Wireless communication systems are changing the way people work, entertain, and communicate. For example, portable phones and other mobile devices have enabled highly mobile individuals to easily communicate. Such devices can transmit and receive both voice and data signals. As more features are added to these mobile wireless devices, users are able to receive a wider variety of information. This enhances the user's entertainment and more efficiently solves the user's business problems.
Data, such as computer files, graphics, video, and music may be sent from a remote location and received by mobile wireless devices located throughout a large (or “wide”) area. Such wide area uses generally require a series of fixed transceivers arranged to communicate with the mobile wireless devices. The wireless device is able to communicate only as long as it remains in contact with at least one of the transceivers.
While the use of such wide area systems is expanding, the use of local wireless communication systems is also growing. A local wireless communication system, for example, may configure the wireless devices in a single building, such as a residence, to share information.
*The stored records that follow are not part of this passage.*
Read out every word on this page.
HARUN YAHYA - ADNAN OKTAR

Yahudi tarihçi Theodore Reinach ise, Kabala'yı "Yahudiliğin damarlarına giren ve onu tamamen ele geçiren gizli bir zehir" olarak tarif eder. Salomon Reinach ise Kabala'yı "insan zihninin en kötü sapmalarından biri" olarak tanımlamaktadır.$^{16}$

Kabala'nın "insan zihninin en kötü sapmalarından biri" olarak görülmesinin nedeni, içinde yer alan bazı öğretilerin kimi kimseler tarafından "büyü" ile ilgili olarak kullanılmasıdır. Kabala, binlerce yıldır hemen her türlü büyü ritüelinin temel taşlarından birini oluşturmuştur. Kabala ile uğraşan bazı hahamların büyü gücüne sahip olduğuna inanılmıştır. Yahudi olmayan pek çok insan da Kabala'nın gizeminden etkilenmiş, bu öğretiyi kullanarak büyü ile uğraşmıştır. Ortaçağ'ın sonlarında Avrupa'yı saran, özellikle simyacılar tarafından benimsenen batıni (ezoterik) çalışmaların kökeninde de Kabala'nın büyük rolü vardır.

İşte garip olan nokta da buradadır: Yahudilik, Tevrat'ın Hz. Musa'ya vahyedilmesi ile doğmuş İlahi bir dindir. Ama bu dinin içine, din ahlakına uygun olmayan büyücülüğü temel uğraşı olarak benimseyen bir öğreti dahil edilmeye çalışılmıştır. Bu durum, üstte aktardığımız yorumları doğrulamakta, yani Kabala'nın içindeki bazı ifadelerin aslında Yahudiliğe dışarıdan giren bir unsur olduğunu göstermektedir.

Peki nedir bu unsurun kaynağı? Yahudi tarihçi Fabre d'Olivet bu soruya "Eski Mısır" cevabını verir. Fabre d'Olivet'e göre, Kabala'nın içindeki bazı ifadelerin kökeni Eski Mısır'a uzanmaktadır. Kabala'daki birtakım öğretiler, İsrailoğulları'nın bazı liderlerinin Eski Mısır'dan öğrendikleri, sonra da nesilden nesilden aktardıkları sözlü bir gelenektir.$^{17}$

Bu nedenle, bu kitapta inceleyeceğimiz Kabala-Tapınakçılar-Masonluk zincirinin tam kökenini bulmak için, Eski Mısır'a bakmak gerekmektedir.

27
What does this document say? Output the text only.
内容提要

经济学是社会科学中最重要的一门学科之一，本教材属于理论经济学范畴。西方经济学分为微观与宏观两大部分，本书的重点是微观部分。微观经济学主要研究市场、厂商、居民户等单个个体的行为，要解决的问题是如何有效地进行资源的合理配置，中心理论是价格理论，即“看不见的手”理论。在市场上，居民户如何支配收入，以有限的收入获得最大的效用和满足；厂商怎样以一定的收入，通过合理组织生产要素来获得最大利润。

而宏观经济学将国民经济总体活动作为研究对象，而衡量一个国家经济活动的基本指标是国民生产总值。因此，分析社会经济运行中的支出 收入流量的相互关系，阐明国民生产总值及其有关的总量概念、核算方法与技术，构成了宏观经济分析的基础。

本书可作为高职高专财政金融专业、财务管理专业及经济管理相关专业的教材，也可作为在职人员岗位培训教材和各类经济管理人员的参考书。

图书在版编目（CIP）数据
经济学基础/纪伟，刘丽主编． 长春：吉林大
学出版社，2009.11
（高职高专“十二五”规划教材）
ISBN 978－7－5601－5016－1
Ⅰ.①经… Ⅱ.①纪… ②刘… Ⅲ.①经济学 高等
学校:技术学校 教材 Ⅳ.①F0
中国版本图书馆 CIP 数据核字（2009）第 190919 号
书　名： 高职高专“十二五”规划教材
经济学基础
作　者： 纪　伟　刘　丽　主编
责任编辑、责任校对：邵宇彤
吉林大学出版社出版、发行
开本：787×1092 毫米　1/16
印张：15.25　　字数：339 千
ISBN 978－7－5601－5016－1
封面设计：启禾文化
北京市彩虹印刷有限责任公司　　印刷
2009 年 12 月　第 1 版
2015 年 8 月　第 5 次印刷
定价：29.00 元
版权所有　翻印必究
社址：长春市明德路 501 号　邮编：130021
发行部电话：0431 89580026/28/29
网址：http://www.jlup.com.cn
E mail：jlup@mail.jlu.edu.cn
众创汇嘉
Such local wireless communication systems may enable computers to control peripherals without physical connections, stereo components to communicate, and almost any appliance to send and receive information to the Internet.
The amount of data being sent on both wide area and local communication systems is mushrooming, and it may quickly exceed the bandwidth available in the traditional communication bands. A relatively new communication technology (termed “ultra-wideband” technology) may provide assistance in meeting the ever-increasing bandwidth demands. An example of ultra-wideband technology is the communication system using an impulse radio system that is disclosed in U.S. Pat. No. 6,031,862, entitled “Ultra-Wideband Communication System and Method”. Impulse radio uses individually pulsed monocycles emitted at fractions of nanosecond intervals to transmit a digital signal. For many applications, the pulses are transmitted at extremely low power density levels, for example, at less than −30 dB. The generated pulses are so small that they typically exist in the noise floor of other more traditional communication systems.
Ultra-Wide band communication systems enable communication at a very high data rate, such as 100 megabits per second or greater, when operated in a small local area. Ultra-Wideband systems, however, must operate at extremely low power, typically transmitting signals at the noise level. These systems must operate at low power because they need to avoid interfering with the more established communication frequencies. The low power requirement restricts the size of each ultra-wideband cell. Thus, ultra-wideband cells generally are smaller than the cells in the more traditional continuous wave or carrier based systems.
The relatively small size of a cell in an ultra-wideband communication system necessitates a relatively dense placement of base station antennas. This high density of antennas may, under some circumstances, lead to cross-talk between the channels assigned to different users. This is especially true if the users are highly mobile. In this case, they will often travel across cell boundaries where the signals of two or more base stations overlap. Since this event will be relatively frequent with such small cells, user channels must be geographically separated to minimize the occurrence of channel interference. For example, if a particular channel is used in a cell, that channel should not be used in any other cell within several miles. Accordingly, since only relatively few of the communication channels can be allocated to each cell, the reuse distance determines the total capacity of the overall cell communication system.
The utilized bandwidth in conventional cells varies as a function of user demand. Since user demand can vary greatly from one time period to another, there are likely to be times when a particular cell is greatly under-utilized. There are also likely to be other times when that same cell is saturated, thereby causing undesirable drops in transmissions, connection refusals, and quality degradation. When a cell's bandwidth utilization exceeds system quality standards in a conventional communication system, the system operator typically will add another cell in the area to move some of the user traffic from the over-utilized cell to the new cell. Adding cells and antennas, however, can be a costly and time-consuming process.
Although ultra-wideband technology has the ability to decrease the impact of multipath interference, it is still subject to attenuation of the received signal as the signal passes between transmitter and receiver. For a point RF source, received signal strength varies as the inverse of the squared distance for open line of sight communications. In cluttered and mobile environments, the attenuation is more closely proportional to the inverse of the fourth power of the distance. This is due to multipath cancellation, which is present even in ultra-wideband signals. In either scenario, the attenuation of the signal can decrease the signal level to a value that is unsuitable for reliable data transfer.
Due in part to the deficiencies described above, conventional ultra-wideband communication systems risk poor quality of service, especially as a mobile unit moves from one location to another. Such systems also do not enable entirely efficient utilization of bandwidth and system resources.